Permohonan yang teregistrasi dengan nomor perkara 60/PUU-XIVI2016 ini diajukan oleh Ahok yang berniat kembali mencalonkan diri pada Pilkada 2017.
Ahok sebagai pemohon, merasa dirugikan atas ketentuan Pasal 70 ayat (3) UU Pilkada yang dapat ditafsirkan bahwa selama masa kampanye pemohon wajib menjalani cuti. Padahal selaku pejabat publik, pemohon memiliki tanggung jawab kepada masyarakat DKI Jakarta untuk memastikan program unggulan DKI Jakarta, termasuk proses anggarannya, dapat terlaksana dengan baik.
Menurut Ahok, penafsiran yang mewajibkan cuti tersebut adalah tidak wajar karena pada hakikatnya cuti merupakan suatu hak sebagaimana tercermin pada hak PNS yang diatur dalam Undang-Undang Nomor 5 Tahun 2014 tentang Aparatur Sipil Negara.

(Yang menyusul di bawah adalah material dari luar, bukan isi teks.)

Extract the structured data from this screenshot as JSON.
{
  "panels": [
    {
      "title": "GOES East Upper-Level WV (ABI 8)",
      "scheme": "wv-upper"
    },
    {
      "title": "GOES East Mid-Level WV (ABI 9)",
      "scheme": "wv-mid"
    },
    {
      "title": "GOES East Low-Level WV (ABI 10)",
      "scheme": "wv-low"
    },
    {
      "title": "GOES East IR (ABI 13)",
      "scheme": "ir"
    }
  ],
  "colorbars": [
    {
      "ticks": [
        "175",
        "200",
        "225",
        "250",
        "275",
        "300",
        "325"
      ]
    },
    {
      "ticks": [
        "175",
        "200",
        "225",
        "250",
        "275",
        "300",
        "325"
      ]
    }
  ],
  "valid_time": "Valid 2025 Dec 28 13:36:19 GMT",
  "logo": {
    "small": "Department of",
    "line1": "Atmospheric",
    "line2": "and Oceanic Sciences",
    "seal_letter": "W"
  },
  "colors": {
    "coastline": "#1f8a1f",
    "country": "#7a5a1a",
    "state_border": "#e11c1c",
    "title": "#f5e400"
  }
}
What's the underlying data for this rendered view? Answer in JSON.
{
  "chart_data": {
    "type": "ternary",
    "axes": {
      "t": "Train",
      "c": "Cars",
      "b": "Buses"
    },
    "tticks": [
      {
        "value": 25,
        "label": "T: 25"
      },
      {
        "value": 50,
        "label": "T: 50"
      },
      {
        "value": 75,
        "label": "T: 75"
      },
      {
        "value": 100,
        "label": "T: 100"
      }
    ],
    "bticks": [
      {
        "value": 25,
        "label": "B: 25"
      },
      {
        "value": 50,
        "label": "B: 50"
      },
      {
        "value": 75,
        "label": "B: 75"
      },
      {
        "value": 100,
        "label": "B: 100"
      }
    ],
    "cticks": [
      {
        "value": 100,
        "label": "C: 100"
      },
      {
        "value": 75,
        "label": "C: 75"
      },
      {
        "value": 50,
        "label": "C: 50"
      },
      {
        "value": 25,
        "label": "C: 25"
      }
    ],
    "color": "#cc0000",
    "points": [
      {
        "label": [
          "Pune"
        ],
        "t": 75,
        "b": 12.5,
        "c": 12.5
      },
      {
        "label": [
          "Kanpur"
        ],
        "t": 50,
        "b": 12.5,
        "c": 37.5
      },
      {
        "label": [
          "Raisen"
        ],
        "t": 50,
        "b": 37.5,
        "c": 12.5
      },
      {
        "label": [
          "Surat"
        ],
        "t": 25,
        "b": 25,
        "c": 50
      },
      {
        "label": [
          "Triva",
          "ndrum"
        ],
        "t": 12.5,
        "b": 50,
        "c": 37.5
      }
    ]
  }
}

Ketentuan Pasal 70 ayat (3) UU Pilkada seharusnya ditafsirakan bahwa cuti selama kampanye adalah hak yang bersifat opsional. Dengan demikian pemohon dapat memilih untuk tidak menggunakan cuti tersebut dan fokus bekerja menata DKI Jakarta sesuai dengan tanggung jawab pemohon sebagaimana dinyatakan daIam Pasal 18 ayat (4) UUD 1945.
Dalam petitumnya, Ahok meminta MK untuk menyatakan ketentuan UU Pilkada Pasal 70 Ayat (3) tersebut adalah bertentangan dengan UUD 1945 dan tidak mempunyai kekuatan hukum yang mengikat.
Ahok menyatakan kedatangan pertamanya ke MK ini merupakan persiapan awal. “Kan ada dua sampai tiga kali lagi. Nanti disitulah kita akan panggil ahli tata negara untuk menafsirkan apa yang saya maksud itu benar atau tidak,” katanya.
Ia juga menegaskan bahwa ia tak menentang UU yang telah ada, tetapi hanya menuntut keadilan sebagai petahana yang maju kembali dalam Pilkada.
“Sekali lagi, saya bukan menentang. Saya sepakat dan saya katakan kalau mau kampanye wajib cuti, tapi jangan paksa saya. Harus selalu ada keadilan bagi siapa pun,” ujar dia menambahkan.
Editor : Eben E. Siadari
Bebras PENABUR Challenge : Asah Kemampuan Computational Thin...
Jakarta, satuharapan.com, Dunia yang berkembang begitu cepat memiliki tantangan baru bagi generasi m...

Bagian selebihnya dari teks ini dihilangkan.